Obama Vs. Al Capone
Whose foreign policy makes more sense?
They say a picture is worth a thousand words. But the recent snapshot of Turkey’s Prime Minister Recep Tayyip Erdogan and Brazil’s President Luiz Inácio Lula da Silva embracing Iran’s Mahmoud Ahmadinejad has launched tens of thousands of words of commentary. Rarely has a single photograph irritated so many people.
The target of the most criticism, however, was a man who was not even in the picture. “Full credit for this debacle goes to the Obama administration,” declared The Wall Street Journal. The conservative columnist Charles Krauthammer was less restrained. Writing in The Washington Post, he thundered, “that picture—a defiant, triumphant, take-that-Uncle-Sam—is a crushing verdict on the Obama foreign policy. It demonstrates how rising powers, traditional American allies, having watched this administration in action, have decided that there’s no cost in lining up with America’s enemies and no profit in lining up with a U.S. president given to apologies and appeasement.”
This is now the settled line of attack against Barack Obama’s foreign policy. He is too soft, and other countries are taking advantage of him. First it was the Russians, Chinese, and Iranians. Now even the Brazilians and Turks are joining in. “There’s nothing to fear from Obama, and everything to gain by ingratiating yourself with America’s rising adversaries,” writes Krauthammer.
Some of this reflects a familiar pattern of criticism against an American president. Bad things happen in the world, and we say to the White House, “How could you let this happen?” The worse the oil spill gets, the surer we are that Obama should be doing something to stop it and get those images off the television screens.
The critics are angry, for example, that Obama did not make the Green Revolution triumph in Iran. But the Iranian regime is both repressive and resourceful, using guns and money to keep itself in power. It also has some significant support among the poor, the old, and those in rural areas. This is not a regime like North Korea’s that survives solely on its brutality. Nor is it isolated like Pyongyang. Brazil and Turkey are hardly alone in their overtures to Iran. The 118 countries that make up the nonaligned bloc routinely pass resolutions supporting Tehran in the battle over its nuclear program. A more belligerent speech by Obama would not have made the Tehran regime collapse.

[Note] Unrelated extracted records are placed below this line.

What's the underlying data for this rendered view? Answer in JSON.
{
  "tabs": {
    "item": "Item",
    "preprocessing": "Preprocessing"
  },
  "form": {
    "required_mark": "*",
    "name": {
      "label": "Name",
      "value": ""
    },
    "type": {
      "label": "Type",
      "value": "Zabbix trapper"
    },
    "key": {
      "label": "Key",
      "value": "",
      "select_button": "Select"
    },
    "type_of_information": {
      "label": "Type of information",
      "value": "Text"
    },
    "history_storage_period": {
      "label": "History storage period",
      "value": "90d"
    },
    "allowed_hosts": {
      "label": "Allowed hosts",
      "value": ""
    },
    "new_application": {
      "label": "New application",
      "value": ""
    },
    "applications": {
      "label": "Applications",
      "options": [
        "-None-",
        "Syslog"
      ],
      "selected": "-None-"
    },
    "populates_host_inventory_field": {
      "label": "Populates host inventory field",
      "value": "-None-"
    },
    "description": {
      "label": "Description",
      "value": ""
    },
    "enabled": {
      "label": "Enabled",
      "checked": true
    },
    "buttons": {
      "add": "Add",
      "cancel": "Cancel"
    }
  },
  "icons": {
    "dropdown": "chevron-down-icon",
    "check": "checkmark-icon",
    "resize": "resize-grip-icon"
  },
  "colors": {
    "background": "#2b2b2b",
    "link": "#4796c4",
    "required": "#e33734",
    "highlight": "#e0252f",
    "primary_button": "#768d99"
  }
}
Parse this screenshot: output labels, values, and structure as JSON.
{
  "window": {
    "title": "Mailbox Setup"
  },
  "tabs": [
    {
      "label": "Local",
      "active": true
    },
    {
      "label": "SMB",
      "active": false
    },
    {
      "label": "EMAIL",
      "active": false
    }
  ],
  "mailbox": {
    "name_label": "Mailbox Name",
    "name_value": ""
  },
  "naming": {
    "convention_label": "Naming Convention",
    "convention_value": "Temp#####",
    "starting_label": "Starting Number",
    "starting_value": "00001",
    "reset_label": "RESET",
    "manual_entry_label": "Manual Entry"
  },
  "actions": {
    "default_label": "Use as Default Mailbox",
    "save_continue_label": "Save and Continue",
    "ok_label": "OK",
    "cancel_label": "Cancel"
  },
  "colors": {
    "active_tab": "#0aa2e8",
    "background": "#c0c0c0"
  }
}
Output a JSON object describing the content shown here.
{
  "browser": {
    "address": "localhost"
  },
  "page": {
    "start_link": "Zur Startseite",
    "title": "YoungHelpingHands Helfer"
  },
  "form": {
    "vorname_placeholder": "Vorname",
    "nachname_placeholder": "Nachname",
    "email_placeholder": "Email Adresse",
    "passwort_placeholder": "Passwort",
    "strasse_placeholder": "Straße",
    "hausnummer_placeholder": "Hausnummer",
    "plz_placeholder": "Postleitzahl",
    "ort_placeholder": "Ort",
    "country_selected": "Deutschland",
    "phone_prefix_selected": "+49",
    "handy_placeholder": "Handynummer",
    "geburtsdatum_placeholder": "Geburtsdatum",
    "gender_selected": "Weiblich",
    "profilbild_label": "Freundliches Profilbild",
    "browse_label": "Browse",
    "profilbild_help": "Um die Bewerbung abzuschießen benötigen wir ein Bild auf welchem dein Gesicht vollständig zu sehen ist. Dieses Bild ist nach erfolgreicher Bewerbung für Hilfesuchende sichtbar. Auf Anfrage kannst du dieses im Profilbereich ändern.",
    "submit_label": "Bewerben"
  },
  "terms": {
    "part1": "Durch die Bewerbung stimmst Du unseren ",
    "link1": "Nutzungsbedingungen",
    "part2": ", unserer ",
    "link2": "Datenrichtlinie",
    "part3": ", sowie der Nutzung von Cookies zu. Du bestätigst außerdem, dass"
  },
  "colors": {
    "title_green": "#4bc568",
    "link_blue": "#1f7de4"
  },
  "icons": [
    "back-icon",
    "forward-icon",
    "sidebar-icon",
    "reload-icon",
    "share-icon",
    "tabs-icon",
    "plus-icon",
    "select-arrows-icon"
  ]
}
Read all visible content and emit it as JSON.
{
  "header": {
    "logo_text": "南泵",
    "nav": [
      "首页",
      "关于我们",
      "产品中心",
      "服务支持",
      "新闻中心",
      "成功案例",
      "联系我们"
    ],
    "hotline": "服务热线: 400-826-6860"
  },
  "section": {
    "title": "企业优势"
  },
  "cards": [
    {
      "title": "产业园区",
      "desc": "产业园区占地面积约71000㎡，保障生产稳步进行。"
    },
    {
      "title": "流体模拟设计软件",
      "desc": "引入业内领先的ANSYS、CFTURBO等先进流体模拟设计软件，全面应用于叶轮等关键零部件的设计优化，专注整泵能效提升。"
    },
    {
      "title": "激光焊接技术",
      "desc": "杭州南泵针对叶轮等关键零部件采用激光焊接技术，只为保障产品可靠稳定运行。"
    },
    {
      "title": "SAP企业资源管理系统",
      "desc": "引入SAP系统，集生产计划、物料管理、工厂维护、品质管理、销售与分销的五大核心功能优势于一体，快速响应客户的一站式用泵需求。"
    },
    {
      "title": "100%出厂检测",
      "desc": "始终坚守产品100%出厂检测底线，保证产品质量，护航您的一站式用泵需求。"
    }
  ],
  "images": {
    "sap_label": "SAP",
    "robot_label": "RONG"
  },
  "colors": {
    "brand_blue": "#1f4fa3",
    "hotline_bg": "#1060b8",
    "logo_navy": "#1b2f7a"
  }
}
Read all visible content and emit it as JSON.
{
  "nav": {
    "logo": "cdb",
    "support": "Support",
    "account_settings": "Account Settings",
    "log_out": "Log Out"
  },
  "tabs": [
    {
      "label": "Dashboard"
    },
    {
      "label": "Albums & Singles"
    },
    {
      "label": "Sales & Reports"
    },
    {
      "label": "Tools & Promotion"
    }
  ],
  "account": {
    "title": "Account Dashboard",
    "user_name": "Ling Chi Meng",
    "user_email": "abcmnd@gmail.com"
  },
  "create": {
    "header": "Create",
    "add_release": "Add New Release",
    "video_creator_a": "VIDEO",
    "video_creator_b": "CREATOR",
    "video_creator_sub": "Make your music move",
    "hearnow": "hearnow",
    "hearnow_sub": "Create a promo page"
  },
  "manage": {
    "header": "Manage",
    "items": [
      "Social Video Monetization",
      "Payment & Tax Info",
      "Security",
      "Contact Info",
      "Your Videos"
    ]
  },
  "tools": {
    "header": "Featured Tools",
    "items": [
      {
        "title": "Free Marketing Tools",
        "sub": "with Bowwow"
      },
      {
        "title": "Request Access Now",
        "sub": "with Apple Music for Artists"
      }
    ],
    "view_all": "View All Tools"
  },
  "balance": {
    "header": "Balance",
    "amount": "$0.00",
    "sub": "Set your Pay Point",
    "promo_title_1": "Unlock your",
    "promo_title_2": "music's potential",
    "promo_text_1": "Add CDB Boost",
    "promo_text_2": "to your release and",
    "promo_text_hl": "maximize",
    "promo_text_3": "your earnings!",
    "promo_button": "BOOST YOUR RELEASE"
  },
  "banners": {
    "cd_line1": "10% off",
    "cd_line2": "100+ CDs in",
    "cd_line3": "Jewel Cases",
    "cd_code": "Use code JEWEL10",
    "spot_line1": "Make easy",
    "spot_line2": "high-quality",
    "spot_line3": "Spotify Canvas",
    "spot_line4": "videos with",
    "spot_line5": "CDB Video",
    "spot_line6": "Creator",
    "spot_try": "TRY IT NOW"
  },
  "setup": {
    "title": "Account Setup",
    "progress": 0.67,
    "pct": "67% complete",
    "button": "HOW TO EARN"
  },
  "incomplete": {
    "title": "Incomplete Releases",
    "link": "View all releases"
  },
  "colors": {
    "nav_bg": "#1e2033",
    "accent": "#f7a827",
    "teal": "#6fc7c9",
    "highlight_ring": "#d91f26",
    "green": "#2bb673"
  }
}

His conservative opponents believe that Obama needs to get tougher, to push around these other countries and show them that America means business. There’s just one problem: that policy has been tried extensively and failed miserably. The administration of George W. Bush consciously defined its foreign policy as tough and aggressive. “It is better to be feared than loved,” Dick Cheney used to say, quoting Machiavelli. Donald Rumsfeld chose a less upmarket source, often citing Al Capone’s line: “You will get further with a kind word and a gun than with a kind word.”
Have we forgotten the results of this experiment in foreign policy as machismo? America’s oldest allies in Europe turned against the United States. Governments publicly criticized Washington on policy after policy and refused to support its efforts. By 2007, large majorities of people in country after country, even historically pro-American places like Britain, had turned against America.
Turkey, as it happens, proved a case study of how not to handle an ally. The Bush administration treated the country with the usual mixture of high-handedness and arrogance, threatening it with dire consequences if it would not allow U.S. troops to attack Iraq from Turkey. Seemingly unaware that Turkey had become a flourishing democracy, and that 95 percent of the Turkish public opposed a war with Iraq, the Bush administration was totally blindsided when the Turkish Parliament voted no, upending U.S. war plans.
There is a broader trend that Obama’s critics have completely missed. Countries like Turkey and Brazil (and China and India) have been growing in economic power over the last two decades. In 1995 the emerging-market countries made up about a third of the global economy. This year they will make up half—and rising. They weathered the economic crisis far better than the Western world. They are politically stable, rich, and increasingly confident, determined to play a larger role on the world stage. Under these circumstances, the idea that Obama just needs to throw America’s weight around more is foolish and dangerous. Brazil and Turkey will not become more cooperative if Washington threatens them more. America’s task is to find ways to partner with and convince the emerging powers of the world that they have an interest in a more stable and decent world. And Al Capone is not much of a model for how to make that happen.